Financial Support Through Access to Work
Beyond what your employer provides directly, the UK government runs the Access to Work scheme, which funds workplace accommodations for people with disabilities. If you have ADHD, you may be eligible for a grant covering up to £62,900 per year. This money can pay for ADHD coaching, noise-cancelling headphones, specialist equipment, workplace modifications, and even a support assistant to help with organization and administrative tasks. One example from the scheme: an individual with ADHD received a part-time assistant for 2.5 days per week to help with filing and workload management.
Access to Work covers people starting a new job, staying in an existing role, or moving into self-employment. Your employer does not pay for it, and the application is between you and the Department for Work and Pensions. Many people with ADHD are unaware this funding exists, and it can make a significant difference to your ability to stay productive and employed.
Education and Other Settings
The Equality Act’s protections extend beyond the workplace.
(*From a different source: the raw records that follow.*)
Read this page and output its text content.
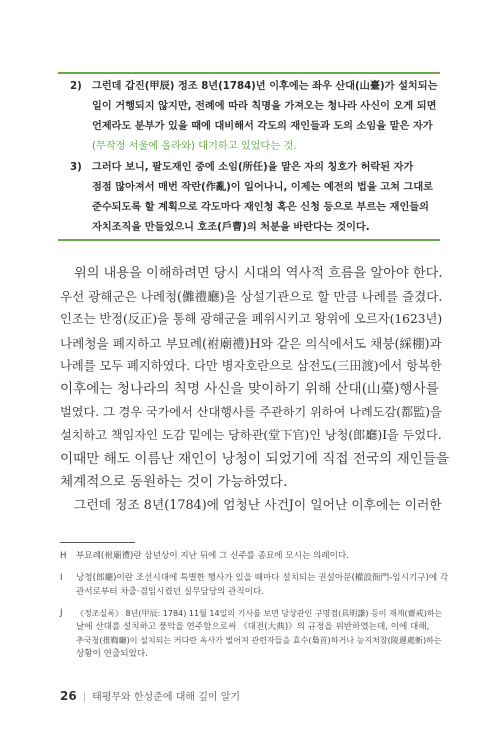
2)	그런데 갑진(甲辰) 정조 8년(1784)년 이후에는 좌우 산대(山臺)가 설치되는
일이 거행되지 않지만, 전례에 따라 칙명을 가져오는 청나라 사신이 오게 되면
언제라도 분부가 있을 때에 대비해서 각도의 재인들과 도의 소임을 맡은 자가
(무작정 서울에 올라와) 대기하고 있었다는 것.
3)	그러다 보니, 팔도재인 중에 소임(所任)을 맡은 자의 칭호가 허락된 자가
점점 많아져서 매번 작란(作亂)이 일어나니, 이제는 예전의 법을 고쳐 그대로
준수되도록 할 계획으로 각도마다 재인청 혹은 신청 등으로 부르는 재인들의
자치조직을 만들었으니 호조(戶曹)의 처분을 바란다는 것이다.
위의 내용을 이해하려면 당시 시대의 역사적 흐름을 알아야 한다.
우선 광해군은 나례청(儺禮廳)을 상설기관으로 할 만큼 나례를 즐겼다.
인조는 반정(反正)을 통해 광해군을 폐위시키고 왕위에 오르자(1623년)
나례청을 폐지하고 부묘례(祔廟禮)H와 같은 의식에서도 채붕(綵棚)과
나례를 모두 폐지하였다. 다만 병자호란으로 삼전도(三田渡)에서 항복한
이후에는 청나라의 칙명 사신을 맞이하기 위해 산대(山臺)행사를
벌였다. 그 경우 국가에서 산대행사를 주관하기 위하여 나례도감(都監)을
설치하고 책임자인 도감 밑에는 당하관(堂下官)인 낭청(郎廳)I을 두었다.
이때만 해도 이름난 재인이 낭청이 되었기에 직접 전국의 재인들을
체계적으로 동원하는 것이 가능하였다.
그런데 정조 8년(1784)에 엄청난 사건J이 일어난 이후에는 이러한
H	부묘례(祔廟禮)란 삼년상이 지난 뒤에 그 신주를 종묘에 모시는 의례이다.
I	낭청(郎廳)이란 조선시대에 특별한 행사가 있을 때마다 설치되는 권설아문(權設衙門-임시기구)에 각
관서로부터 차출·겸임시켰던 실무담당의 관직이다.
J	《정조실록》 8년(甲辰: 1784) 11월 14일의 기사를 보면 당상관인 구명겸(具明謙) 등이 재계(齋戒)하는
날에 산대를 설치하고 풍악을 연주함으로써 《대전(大典)》의 규정을 위반하였는데, 이에 대해,
추국청(推鞫廳)이 설치되는 커다란 옥사가 벌어져 관련자들을 효수(梟首)하거나 능지처참(陵遲處斬)하는
상황이 연출되었다.
26 | 태평무와 한성준에 대해 깊이 알기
Schools, universities, and service providers all have duties not to discriminate against disabled people and to make reasonable adjustments. For students with ADHD, this can mean extra time in exams, access to note-taking support, or flexibility around assignment deadlines. The same legal test applies: your ADHD must have a substantial, long-term effect on normal daily activities, which for a student includes reading, concentrating, and managing coursework.
The Act also protects you from direct discrimination (being treated worse because of ADHD), indirect discrimination (rules or policies that disproportionately disadvantage people with ADHD), and discrimination arising from disability (being penalized for something caused by your ADHD, like lateness or disorganization, without adjustments being considered first). Harassment related to your ADHD is also unlawful.